Re: The approaches about natural language programming
Posted: Mon Dec 02, 2019 5:42 am
Please don't repeatedly ask other posters to answer a specific question. It almost amounts to stalking. If a poster decides to address your question they will do so; if not that's their choice. Please don't harangue them - apart from anything else it's just boring.
As to the discussion about the Incompleteness Theorem, it seems there is a basic misunderstanding here as to the meaning of "true" in general english and its meaning within a particular mathematical system. Within such a closed system the statement "This statement is true" doesn't make sense - it is not an allowed statement within the mathematical system.
I'm not surprised that amateurs get confused about these finer points of mathematics; it has a history of non-intuitive concepts. Hence we have "irrational" numbers, "imaginary" numbers, etc. These concepts go beyond the everyday experience. For example, there are far more (an infinity more!) irrational numbers than rational numbers. Yet between any two irrational numbers there is a rational number - doesn't make sense does it? It doesn't make sense in our everyday experience, but in its own context it makes perfect sense. Even the concept that there is a hierarchy of infinities is not exactly intuitive.
The Incompleteness Theorem says (in very simple terms) that in any sufficiently rich mathematical system there are some statements that are true but cannot be proven true or false (and, correspondingly, some false statements for which the same holds true). Not intuitive, but no more crazy than Heisenberg's Uncertainty Principle. In physics there are some quantities (or combinations of quantities) that we can't measure; in mathematics there are some true statements that we can't prove true. It's a bit like Donald Rumsfeld's much reviled (but actually deep) statement that "there are known knowns; there are things we know we know. We also know there are known unknowns; that is to say we know there are some things we do not know.". I never understood why people didn't get what he was talking about there.
This is actually quite relevant to the concept of natural language programming. We are trying to mix here two quite disparate areas - natural language and computer programming. It's never going to work; it's like trying to apply the everyday meaning of "true" to a mathematical system. At best you end up with unimaginative programs that all follow the same pattern; at worst you have some programs that just can't be written, or that actually end up incorrect ("I'm sorry, Dave, I'm afraid I can't do that."). The joy of a good program is if it solves a problem in a way that nobody had thought of before. This requires an intellectual exercise by a human mind, not some robotic system cobbling together the same old answers to the same old questions.
As to the discussion about the Incompleteness Theorem, it seems there is a basic misunderstanding here as to the meaning of "true" in general english and its meaning within a particular mathematical system. Within such a closed system the statement "This statement is true" doesn't make sense - it is not an allowed statement within the mathematical system.

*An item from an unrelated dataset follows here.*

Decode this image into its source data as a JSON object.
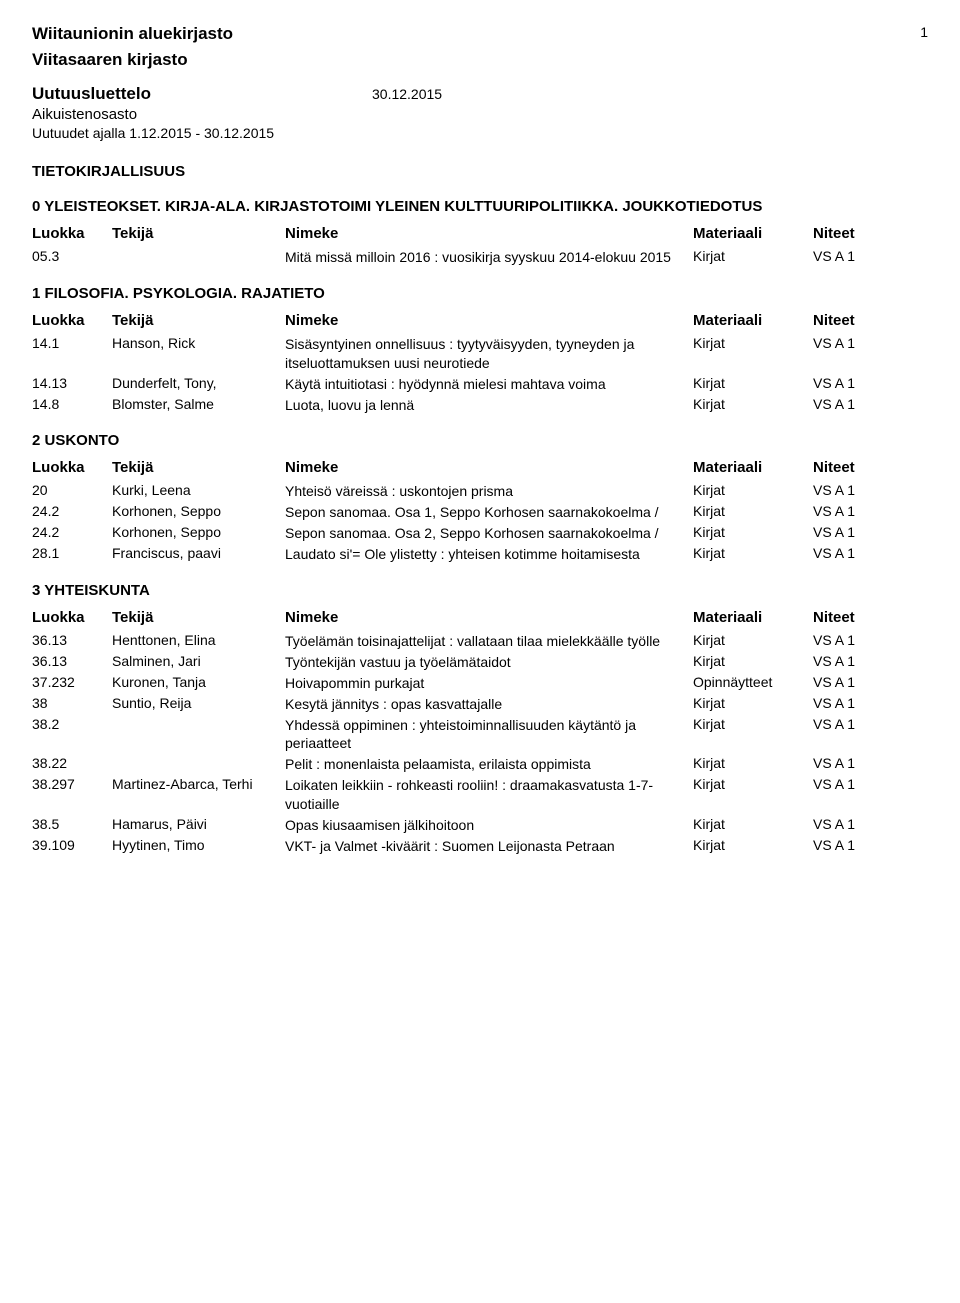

I'm not surprised that amateurs get confused about these finer points of mathematics; it has a history of non-intuitive concepts. Hence we have "irrational" numbers, "imaginary" numbers, etc. These concepts go beyond the everyday experience. For example, there are far more (an infinity more!) irrational numbers than rational numbers. Yet between any two irrational numbers there is a rational number - doesn't make sense does it? It doesn't make sense in our everyday experience, but in its own context it makes perfect sense. Even the concept that there is a hierarchy of infinities is not exactly intuitive.
The Incompleteness Theorem says (in very simple terms) that in any sufficiently rich mathematical system there are some statements that are true but cannot be proven true or false (and, correspondingly, some false statements for which the same holds true). Not intuitive, but no more crazy than Heisenberg's Uncertainty Principle. In physics there are some quantities (or combinations of quantities) that we can't measure; in mathematics there are some true statements that we can't prove true. It's a bit like Donald Rumsfeld's much reviled (but actually deep) statement that "there are known knowns; there are things we know we know. We also know there are known unknowns; that is to say we know there are some things we do not know.". I never understood why people didn't get what he was talking about there.
This is actually quite relevant to the concept of natural language programming. We are trying to mix here two quite disparate areas - natural language and computer programming. It's never going to work; it's like trying to apply the everyday meaning of "true" to a mathematical system. At best you end up with unimaginative programs that all follow the same pattern; at worst you have some programs that just can't be written, or that actually end up incorrect ("I'm sorry, Dave, I'm afraid I can't do that."). The joy of a good program is if it solves a problem in a way that nobody had thought of before. This requires an intellectual exercise by a human mind, not some robotic system cobbling together the same old answers to the same old questions.